Young Adult Narratives for the Digital Age

Books

by Hal Patnott

More and more we live on the Web, narrating our days in snaps, tweets, IMs, and status updates. It only makes sense then that we can find books on the shelves that reflect our digital lives. Why not? People thousands of miles away from one another connect, form communities around shared passions, and fall in love (or, at least, fall in love with the idea of having someone to love) online.

Novels in texts and emails invite the reader to participate and explore the story. They offer an immediate narrative and pacing as rapid-fire as key strokes. Like in poetry, every word counts. There’s less room for leisurely description. Messages between two characters need to capture voice and carry the plot.

If you’re looking for an energetic, emotional, and suspenseful read to recommend to a teen, try one of these 2016 titles with a nontraditional narrative style. Come check out the advanced reader’s editions at the Butler Center if you want to see them for yourself!

Gena/Finn by Hannah Moskowitz and Kat Helgeson (Chronicle, April 2016) 

An entire country separates Gena and Finn. Gena attends a boarding school on the east coast. She looks forward to a future at an Ivy League school. Finn, on the other hand, followed her college boyfriend Charlie out to California, where she struggles to find a job. They have nothing in common except their love for the cop drama Up Below. Through fan fiction and fan art, two young women who might never have met form a bond that starts as shared enthusiasm for a television show and develops into love more complicated than friendship.

Fans of the book Fangirl by Rainbow Rowell will recognize a similar affection for the world of online fandom in Gena/Finn. Like Cath in Fangirl, both Gena and Finn cling to the stability of their fan community when they feel isolated and unsatisfied. Far away from her home with no friends to confide in but Gena, Finn fears taking the next step of commitment in her relationship with Charlie, who knows nothing about her obsession with Up Below. Always private about her past, Gena has her own secrets, a fight with mental illness, and unresponsive parents who left to gallivant around the globe. Told through blog posts, emails, text messages, and journal entries, Gena/Finn invites readers into an intimate and fast-paced story of two fans trying to make sense of the real world.

Girls Like Me by Lola StVil (Houghton Mifflin Harcourt, October 2016)

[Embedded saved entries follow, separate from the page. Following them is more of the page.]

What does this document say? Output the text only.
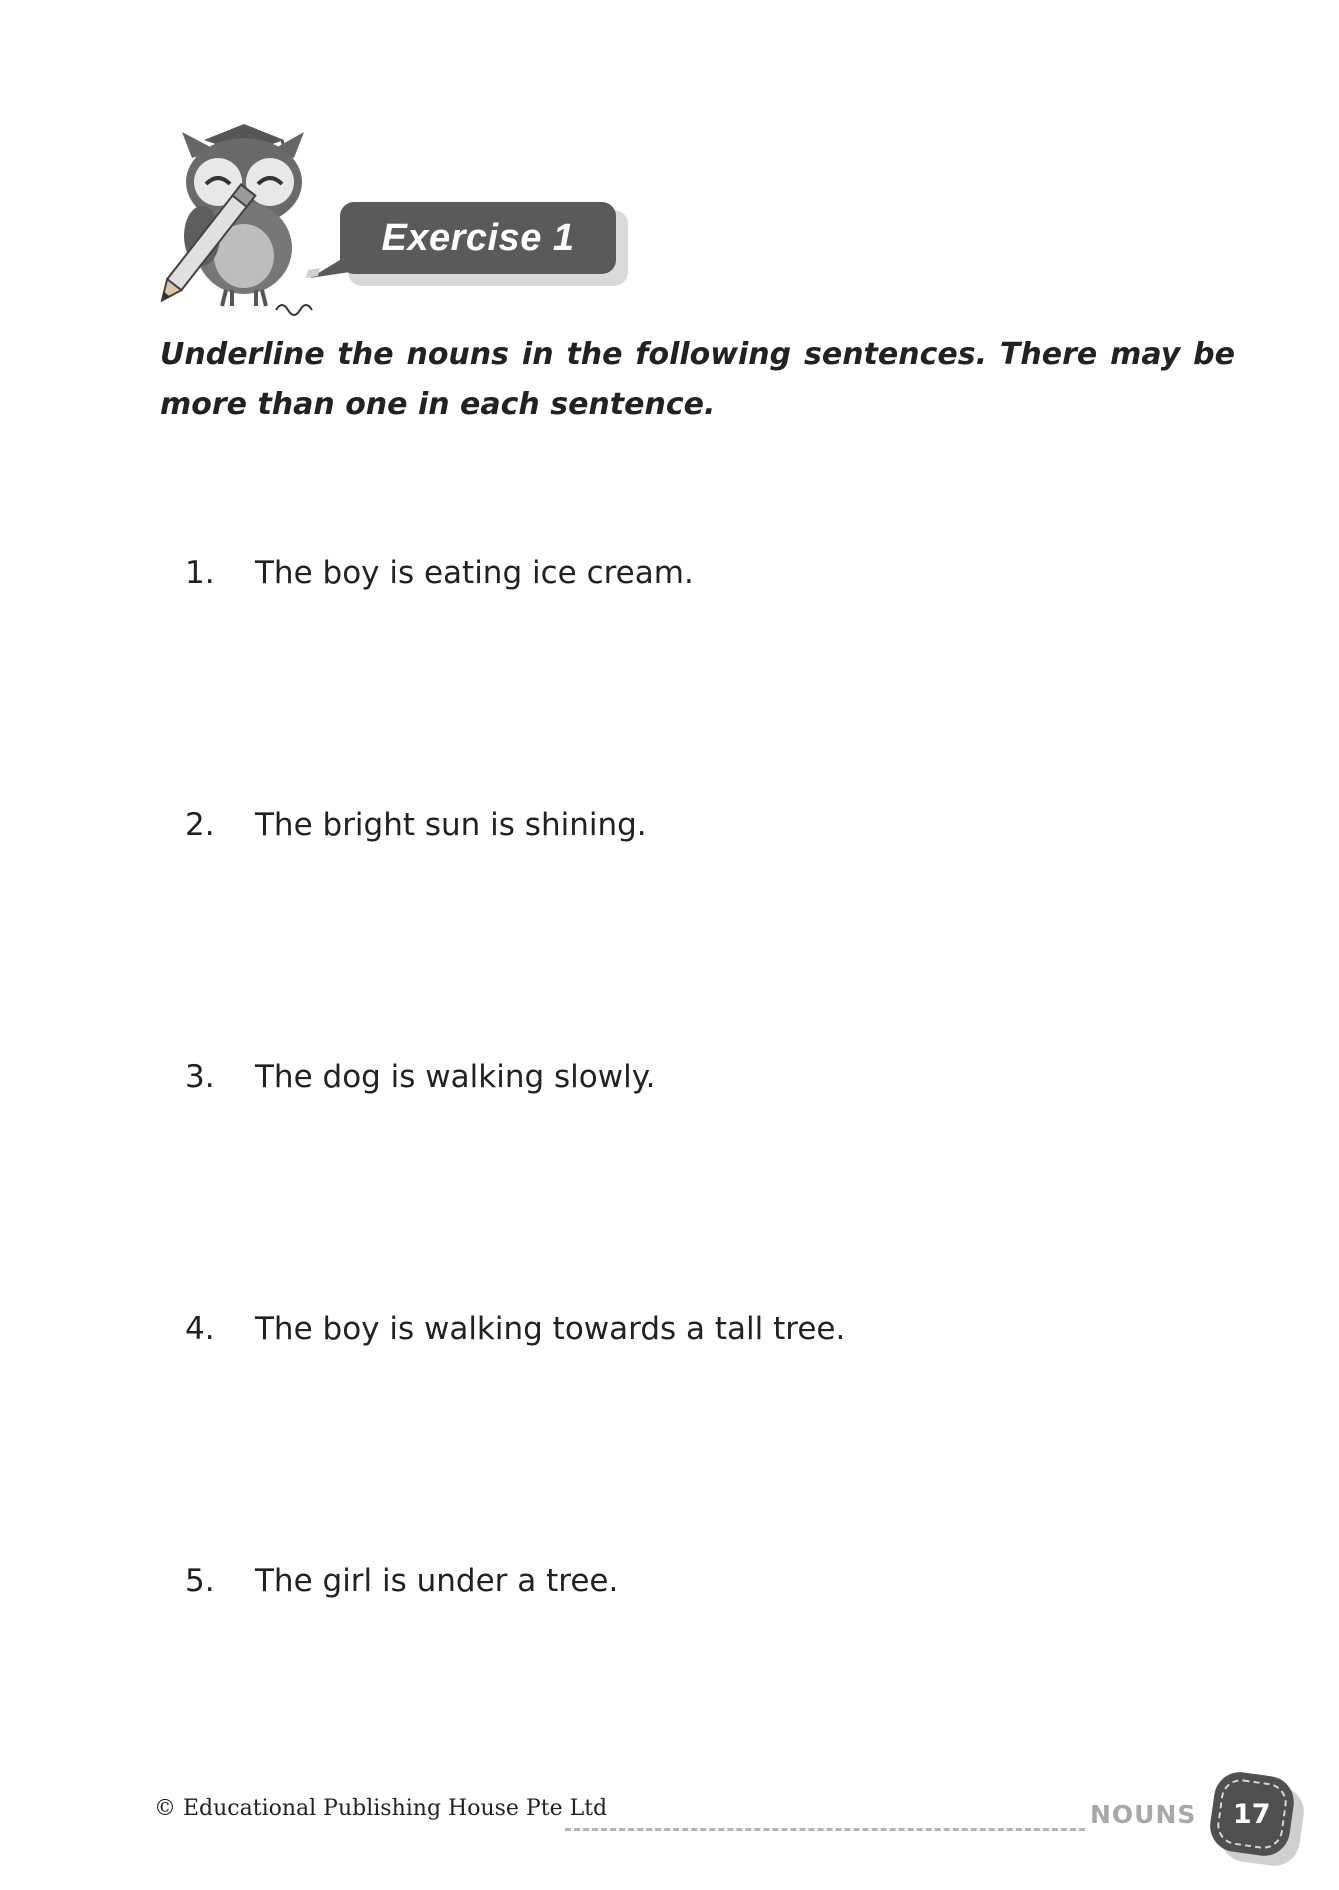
Exercise 1
Underline the nouns in the following sentences. There may be more than one in each sentence.
1. The boy is eating ice cream.
2. The bright sun is shining.
3. The dog is walking slowly.
4. The boy is walking towards a tall tree.
5. The girl is under a tree.
© Educational Publishing House Pte Ltd	NOUNS 17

Shay Summers doesn’t “fit into the puzzle of high school” and she doesn’t fit in to her step-mother’s narrow-waist-line expectations (12). In class and in the halls, the head cheerleader Kelly torments Shay at every opportunity, while at home Shay is haunted by the memory of her father who died in a car crash. At least her two best friends Dash and Boots stand by her side on the outskirts of social acceptance. As the anniversary of her father’s death looms over her, Shay seeks a distraction online. She meets a boy called Godot on TrashFire.com, a website where everyone at her school shares the latest gossip. Godot falls for Shay’s wit, and he identifies with her feelings of loneliness at home. As their instant message relationship progresses, Godot urges Shay to meet him in real life. However, Shay fears rejection, especially when she learns Godot’s true identity: Blake Harrison, King of the School.  She must decide whether a chance at real-life love is worth the risk of losing Godot.

Girls Like Me alternates between verse and text messages. Short lines and chatspeak convey the urgency and the longing of Shay’s romance with Blake as the story unfolds. Over text message they use fonts to communicate their feelings. A single post carries enough weight to change the status of their relationship. Ultimately, neither Shay nor Blake is satisfied with digital love, but if they want their love to last in the real world, Shay needs to learn to love herself first.

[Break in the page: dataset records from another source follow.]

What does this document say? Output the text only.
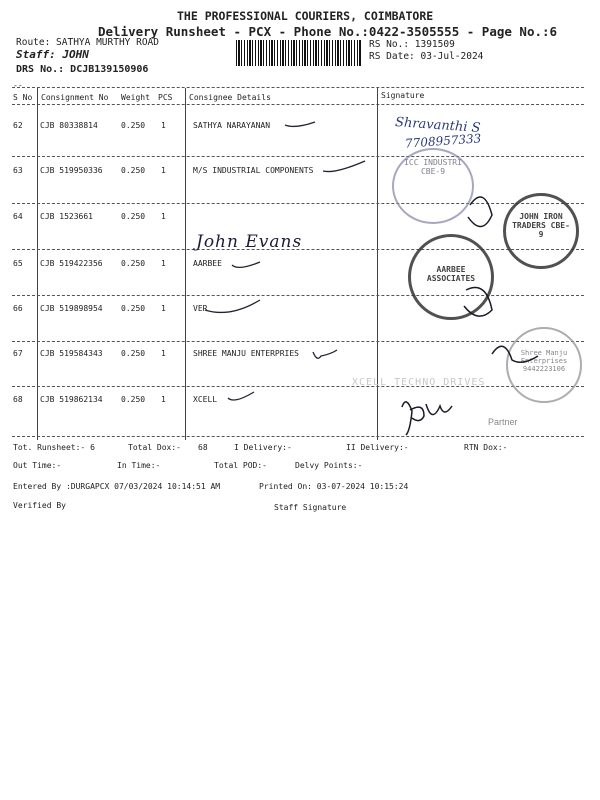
THE PROFESSIONAL COURIERS, COIMBATORE
Delivery Runsheet - PCX - Phone No.:0422-3505555 - Page No.:6
Route: SATHYA MURTHY ROAD
Staff: JOHN
DRS No.: DCJB139150906
RS No.: 1391509
RS Date: 03-Jul-2024
--
S No Consignment No Weight PCS Consignee Details	Signature
62 CJB 80338814	0.250 1	SATHYA NARAYANAN
63 CJB 519950336 0.250 1	M/S INDUSTRIAL COMPONENTS
64 CJB 1523661	0.250 1
65 CJB 519422356 0.250 1	AARBEE
66 CJB 519898954 0.250 1	VER
67 CJB 519584343 0.250 1	SHREE MANJU ENTERPRIES
68 CJB 519862134 0.250 1	XCELL
Shravanthi S
7708957333
John Evans
ICC INDUSTRI CBE-9
JOHN IRON TRADERS CBE-9
AARBEE ASSOCIATES
Shree Manju Enterprises 9442223106
XCELL TECHNO DRIVES
Partner
Tot. Runsheet:- 6	Total Dox:- 68	I Delivery:-	II Delivery:-	RTN Dox:-
Out Time:-	In Time:-	Total POD:-	Delvy Points:-
Entered By :DURGAPCX 07/03/2024 10:14:51 AM	Printed On: 03-07-2024 10:15:24
Verified By	Staff Signature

Gemina: The Illuminae Files_02 by Amie Kaufman and Jay Kristoff (Alfred A. Knopf/Penguin Random House, October 2016)

The second installment in the Illuminae Files picks up on space station Heimdall. Hanna Donnelly, daughter of the space station’s commander, knows nothing about the BeiTech Corporation’s assault on the illegal mining settlement of Kerenza. Consumed with her social engagements and her perfect love life, she has no idea that in less than two weeks BeiTech will launch a new attack to destroy the Heimdall and all evidence of what happened in Kerenza. When a BeiTech invasion force sneaks on board the Heimdall, Hanna is thrust together with unlikely hero Nik Malikov, a member of a dangerous criminal organization, to save their people before BeiTech destroys the station and a time paradox rips apart the universe.

Like the first book in the series, Gemina unravels through transcripts of video feed, radio transmissions, chat logs, reports, and emails. Kaufman and Kristoff raise the stakes—not only life or death hangs in the balance, but the existence of two entire universes depend on Hanna and Nik for survival. The intricately woven plot takes every detail into account. Frequent shifts in perspective build tension as the story twists and turns in unexpected directions with heart-stopping force. Although Gemina follows a new set of leading characters, readers should start with Illuminae to fully understand the context of the story. For fans of science fiction and thrillers, the Illuminae Files is a series worth exploring.